A ecologia do fogo: uma proposta de ação

Os fogos florestais não podem ser somente associados a medidas de prevenção e combate.

Passaram-se seis meses desde a tragédia de Pedrógão. Dois meses desde a tragédia de 15 de outubro. Enquanto identificamos datas e locais, estes acontecimentos têm uma escala e repercussões nacionais — não só registam medidas fragmentadas no ordenamento do território definidas pelo governo nacional como também estão dependentes cada vez mais de fenómenos climáticos de manifestação extrema.

Num cenário em que, de acordo com o mais recente relatório do Painel Intergovernamental para as Alterações Climáticas (IPCC), se prevê um aumento da temperatura global em cerca de 4,8°C e uma diminuição da humidade no ar e solos, como repensar o território rural — o seu planeamento, as suas populações e a floresta — com sinais de contínua desertificação?

A desertificação neste contexto adquire dois significados paralelos: a redução populacional que se expande com o consequente abandono dos campos, e um outro futuro, embora já presente, de contornos climáticos associados ao aumento de temperaturas e desequilíbrio hidrosférico, com consequentes agravamentos ecológicos e humanos.

Os incêndios da escala que se observaram em Portugal, e nos últimos meses também no sul da Califórnia, são mais do que um fenómeno isolado e necessitam de uma urgente reflexão. O fogo, além de ser extremamente oportunista, tem a sua própria ecologia; é também um subproduto de procedimentos acumulados com origem em diversas medidas, implementadas ou ignoradas, agravado com condições pirometeorológicas propícias. É, assim, impossível discutir os fogos de uma forma singular, isolada, académica ou puramente técnica. É impossível discutir o território rural se não houver uma reflexão integrada acerca de planeamento e estratégia assente nos seus recursos endógenos onde se inclui obrigatoriamente as suas populações, paisagem, floresta e riscos associados.

Nos últimos meses e decorrente destas tragédias há muito a aprender, sobretudo das populações locais que vivem nestes tecidos rurais, as quais infelizmente parecem estar continuadamente ausentes como protagonistas essenciais na ecologia do fogo. Acredito que há muito para ouvir, pois sei, como arquiteta e urbanista, que o nosso tempo não é suficientemente dedicado à complexidade que o território rural representa e exige, acrescendo-se-lhe estados climáticos desfavoráveis e repetido esquecimento.
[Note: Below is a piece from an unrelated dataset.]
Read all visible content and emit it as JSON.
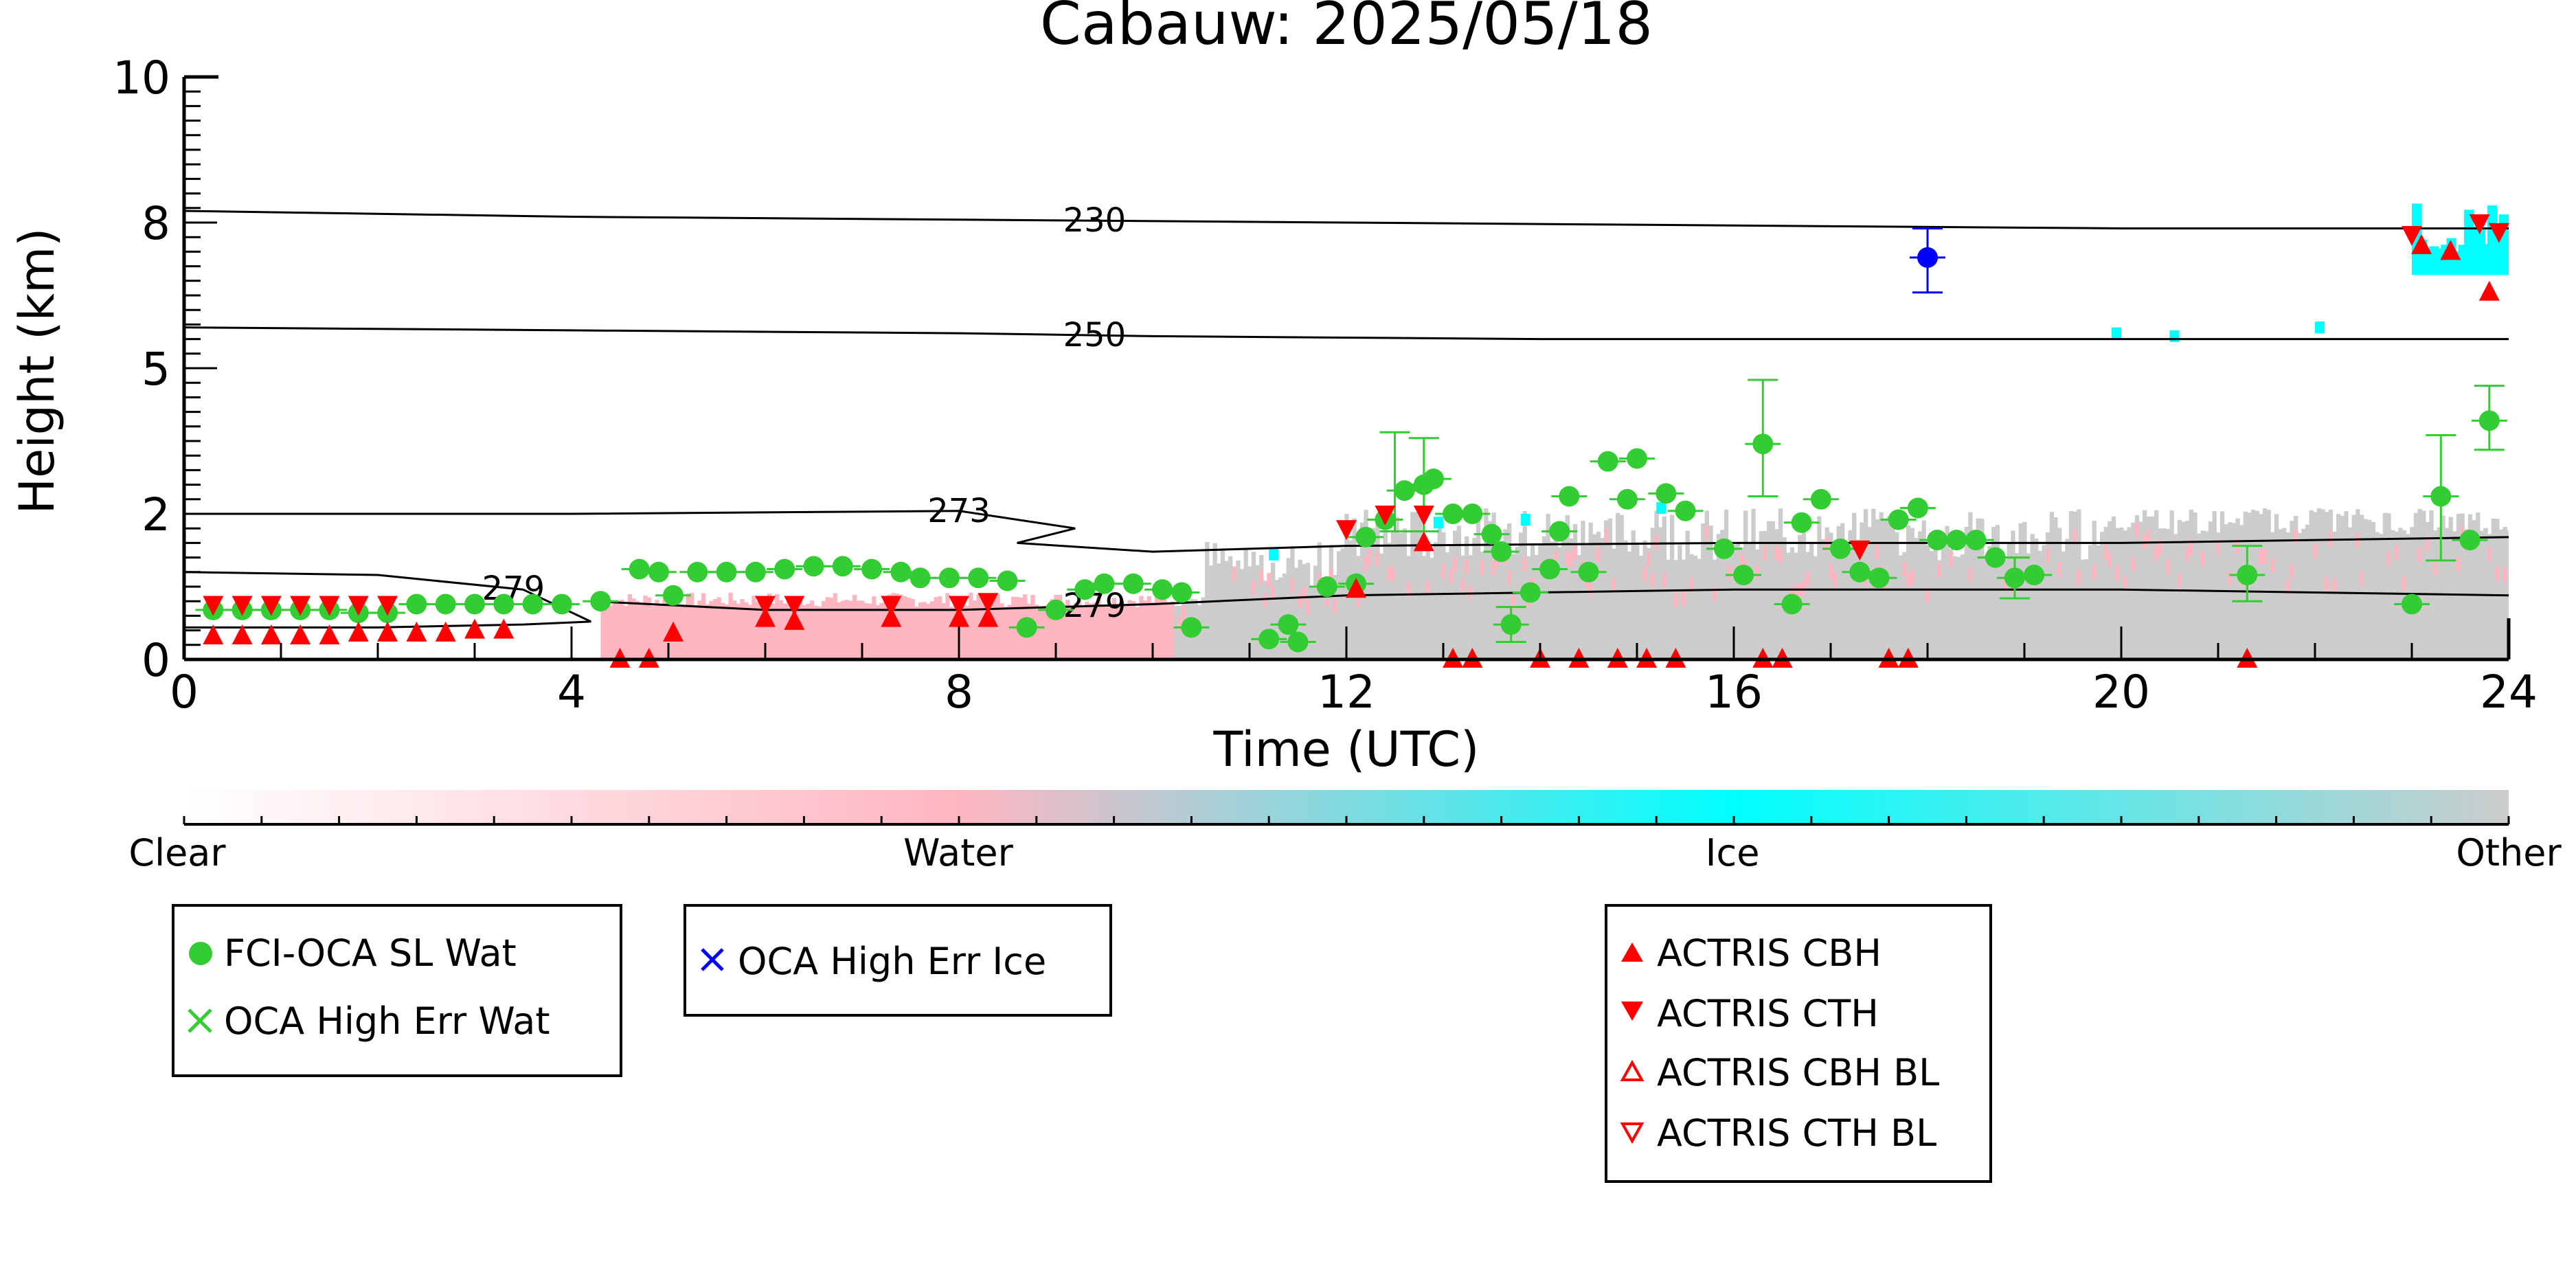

Estes são territórios e populações em risco.

Os fogos florestais não podem ser somente associados a medidas de prevenção e combate. Têm de ser inseridos num entendimento de “risco” e “vulnerabilidade,” e assim posicioná-los em paridade hierárquica com outros riscos naturais, como sejam as inundações, sismos, galgamentos costeiros, deslizamentos de terras ou tsunamis. Pessoas e os seus bens, fauna e flora estão vulneráveis em condições extremas que parecem intensificar-se. A paisagem rural é uma infraestrutura social, ecológica, cultural e económica que tem de ser identificada através dos seus potenciais e também vulnerabilidades. O fogo, se controlado, pode coexistir para manter e tornar esta paisagem mais produtiva e resiliente.

Neste tempo de agora, como arquiteta, urbanista e professora, proponho um cumprimento de cariz profissional, pedagógico e ético centralizado no tecido rural — nas suas populações e dimensões culturais, biometeorológicas e biofísicas, económicas e paisagísticas, que são tão centrais como necessárias para assegurar um território integrado face aos crescentes desafios. Esta proposta assenta numa convicção de que o tecido rural é um ecossistema complexo e vulnerável, cujo planeamento é tão central como urgente para a potencialização e proteção dos seus valores. Se não formos nós a atribuir-lhe “valor,” outros o farão!